I want to be okay with it...I really do. I've been dreading it for so long, but I am trying trying to take a more positive outlook on it. I figured I had such a hard time with 30, that 40 will be a bitch...but does it really need to be?
And...I started this post nearly a month ago...I am now two days out! I should be on a cruise right now...but alas, I have a family that primarily sucks, it got canceled, so now spending it home with the only family that truly matters to me anymore: my husband and my child. And, unfortunately, tomorrow will be spent with a recovering little one as she is scheduled for round two of tubes in the a.m.
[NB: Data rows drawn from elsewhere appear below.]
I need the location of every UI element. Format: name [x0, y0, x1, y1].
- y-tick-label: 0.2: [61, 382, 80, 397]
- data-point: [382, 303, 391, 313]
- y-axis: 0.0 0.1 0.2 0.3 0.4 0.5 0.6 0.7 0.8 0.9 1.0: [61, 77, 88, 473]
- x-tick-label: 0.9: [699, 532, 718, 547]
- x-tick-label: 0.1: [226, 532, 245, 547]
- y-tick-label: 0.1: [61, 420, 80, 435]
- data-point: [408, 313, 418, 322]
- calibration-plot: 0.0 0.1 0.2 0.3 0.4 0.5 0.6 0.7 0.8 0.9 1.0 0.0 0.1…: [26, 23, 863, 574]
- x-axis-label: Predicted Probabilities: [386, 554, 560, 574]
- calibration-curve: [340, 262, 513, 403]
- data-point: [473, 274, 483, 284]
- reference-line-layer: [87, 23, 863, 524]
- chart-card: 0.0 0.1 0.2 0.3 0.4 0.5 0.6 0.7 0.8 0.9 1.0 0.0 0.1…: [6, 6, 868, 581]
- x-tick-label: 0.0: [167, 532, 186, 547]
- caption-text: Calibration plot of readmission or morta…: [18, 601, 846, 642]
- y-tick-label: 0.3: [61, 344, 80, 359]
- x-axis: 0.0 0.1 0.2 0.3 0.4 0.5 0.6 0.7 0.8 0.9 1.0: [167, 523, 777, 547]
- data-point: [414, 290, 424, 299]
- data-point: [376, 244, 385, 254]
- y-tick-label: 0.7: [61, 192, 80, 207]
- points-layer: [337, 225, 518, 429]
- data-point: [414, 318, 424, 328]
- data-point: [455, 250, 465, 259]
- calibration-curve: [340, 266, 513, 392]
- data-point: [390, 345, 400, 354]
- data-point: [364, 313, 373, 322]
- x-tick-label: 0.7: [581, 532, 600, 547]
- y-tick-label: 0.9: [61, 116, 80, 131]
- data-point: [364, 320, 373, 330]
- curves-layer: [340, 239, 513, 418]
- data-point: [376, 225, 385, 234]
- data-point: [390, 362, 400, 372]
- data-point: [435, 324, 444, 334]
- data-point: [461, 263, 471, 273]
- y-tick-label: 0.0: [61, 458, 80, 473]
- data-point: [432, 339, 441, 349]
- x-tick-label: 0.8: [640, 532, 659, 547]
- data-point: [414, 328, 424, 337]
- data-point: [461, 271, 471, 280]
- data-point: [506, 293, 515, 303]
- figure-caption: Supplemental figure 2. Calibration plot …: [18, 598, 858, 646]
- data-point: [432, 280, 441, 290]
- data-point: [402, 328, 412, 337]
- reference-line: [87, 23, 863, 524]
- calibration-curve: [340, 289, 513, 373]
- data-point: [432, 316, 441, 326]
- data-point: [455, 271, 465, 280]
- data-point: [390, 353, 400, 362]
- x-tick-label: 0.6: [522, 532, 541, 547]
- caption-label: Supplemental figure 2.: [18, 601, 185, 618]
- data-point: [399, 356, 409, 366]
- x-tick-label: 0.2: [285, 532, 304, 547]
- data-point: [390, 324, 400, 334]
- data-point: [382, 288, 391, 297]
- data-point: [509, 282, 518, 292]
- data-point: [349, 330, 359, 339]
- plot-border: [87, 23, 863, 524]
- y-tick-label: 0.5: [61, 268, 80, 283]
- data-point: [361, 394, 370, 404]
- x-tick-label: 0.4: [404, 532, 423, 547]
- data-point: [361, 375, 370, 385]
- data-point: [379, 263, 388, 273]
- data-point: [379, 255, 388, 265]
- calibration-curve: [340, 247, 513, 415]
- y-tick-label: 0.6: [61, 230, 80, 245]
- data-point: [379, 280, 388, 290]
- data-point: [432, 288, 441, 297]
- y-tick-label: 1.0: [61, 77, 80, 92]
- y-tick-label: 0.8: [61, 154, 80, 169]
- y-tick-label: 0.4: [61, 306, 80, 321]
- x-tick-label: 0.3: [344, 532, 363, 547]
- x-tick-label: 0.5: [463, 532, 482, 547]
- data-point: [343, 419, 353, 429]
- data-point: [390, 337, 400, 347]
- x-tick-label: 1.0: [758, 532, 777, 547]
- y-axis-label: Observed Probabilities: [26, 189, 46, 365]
When I originally started this post, it was with the intention of comparing turning 30 with turning 40. As I mentioned, I had such a hard time with turning 30, I have been dreading turning 40...but you know what? I think I'm finally okay with it. I am not the same person nor am I in the same place as I was 10 years ago. Then, I was reluctantly living back with my parents, not done with any college degrees, enjoying the alcohol a little too much, living the single girl life, etc. And broke. Still broke, but hey...maybe it's because since then I got both my associates and bachelors degrees, moved out the 'rents' house for the last time, met and married my husband, finally got a decent job, had a beautiful baby girl, and finally got my ass into shape...best shape ever!
So there...that was what I wanted to say with this post...and I did. Maybe later, I'll do some picture updates of what's been going on these past few weeks (um...no-brainer there really....more working out, running, etc.).